Água
Sofia colocou água em um copo e começou a saboreá-la como se fosse um Moet Chandon.
Ninguém entendeu nada.
Depois de um surto de raiva minutos antes, era estranha aquela calma toda e aquele tratamento com a água.
Ela viera da rua explodindo.
Parecia que tinha visto o inimigo número um do mundo.
– O que aconteceu?, perguntou a mãe.
Mas ela não quis responder.
Disse só uma frase que, para dona Otília, dava um recado claro de que não queria falar:
– Não aconteceu nada, nada, nada.
Só algum tempo depois é que se descobriu.
O primo Ricardo, que trabalhava no bar que Sofia gostava de frequentar, foi quem contou:
– Ela se irritou com o barman.
– Como assim?
Quando Sofia chegou bem perto do balcão e pediu uma garrada de água, ele devolveu o pedido com uma pergunta:
– De cerveja?
– Não, de água.
Sofia estava morrendo de sede e queria ser rápida.
Não adiantou.
O balcão do bar era largo e, mesmo estando perto dele, Sofia não ficara próxima o suficiente do barman.
Além disso, estava um barulho danado, embora desse para ler os lábios dela dizendo água.
Ele fez cara de quem não havia ainda entendido:
– Mais forte?
– Estou gritando já: água.
Disse e fez o gesto de colocar em um copo.
– Vodka, é isso?, perguntou o barman.
– Não, meu amigo, água. Eu quero água. Estou morrendo de sede. Parece que comi um bacalhau puro agora.
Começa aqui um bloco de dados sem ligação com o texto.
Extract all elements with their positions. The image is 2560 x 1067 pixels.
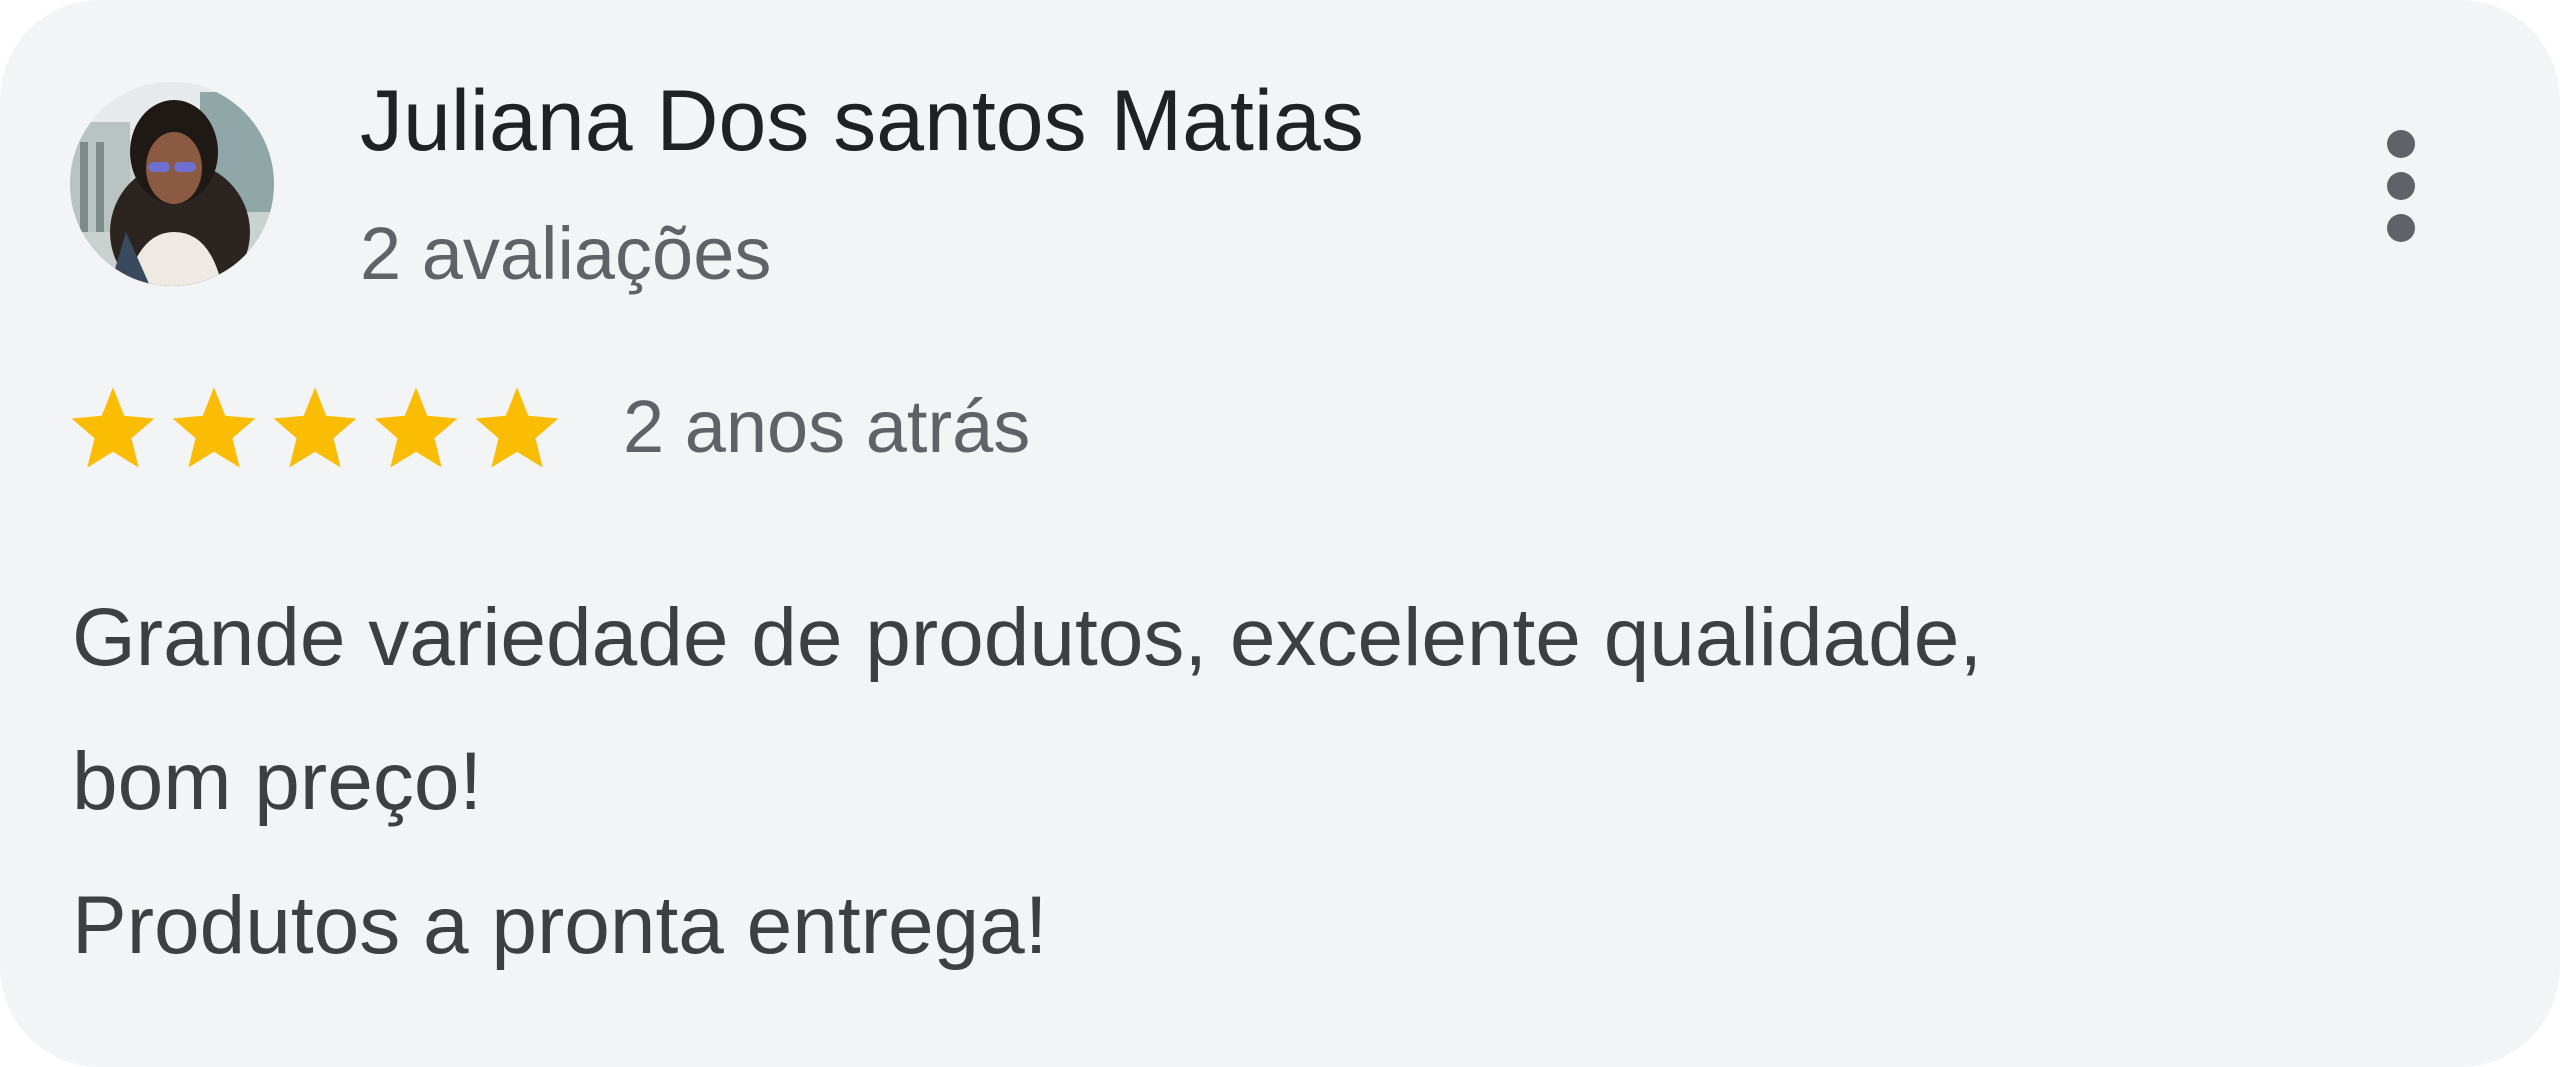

Sofia fez um gesto com as mãos como se demonstrasse que queria um líquido que escorre por onde passa.
– Ah entendi: cachaça?
– Não, Cristo. Estou dizendo: á-gu-a, á-gu-a, entendeu?, ela estava vermelha já por falar tão alto.
O barulho parecia aumentar.
Sofia frisava, repetia, soletrava, gesticulava, tudo mais alto que o barulho, mais claro que a própria água desejada.
– Está certo, agora sim, agora sim, disse o barman.
– Finalmente, suspirou ela, sem que ele ouvisse.
Em seguida, o barman voltou a perguntar:
– Você quer pura ou com limão?
– O quê? Pura, eu quero pura. Mas você está falando de água, né? Água, né? É isso que eu quero.
Ela fez o gesto de novo demonstrando que era uma garrafa pequena o que queria.
O barman fez sinal de positivo pela primeira vez.
– Você quer mini ou média?
– Agora estamos nos entendendo, disse ela sem que fosse alto o suficiente para ele ouvir.
Era mais um desabafo mesmo.
Ela escolheu a mini.
Mas antes de que o barman pegasse a água, ele voltou a perguntar para tirar mais uma dúvida:
– Com gás ou sem gás?
Já era muto que ele tivesse entendido finalmente, mesmo assim Sofia fez o gesto de sem, não queria com gás.
Então ele entrou para a cozinha.
Demorou um pouco a voltar.
Quando o barman saiu com a água na bandeja, fez questão de dar a volta no balcão e se aproximar dela:
– Eu já trago a sua cachaça, disse se afastando rapidamente como se fosse voltar para trás do balcão.
– O quê?, ela se irritou definitivamente e agarrou a garrafa de água que ele trazia na bandeja, sem dar chance para que retirasse o produto do alcance dela.
– Calma, calma, disse o barman parado na frente dela.
– Você é louco?
– Eu entendi desde a primeira vez. Só estava testando a sua paciência, disse ele rindo sem parar.
Sofia não pensou duas vezes: apesar da sede, pegou a garrafa de água e jogou-a toda na cara do barman.
– Você é louca?, disse ele.
Sofia deixou o bar sem pagar pela água e sem tomá-la.
Agora era o barman quem se irritava.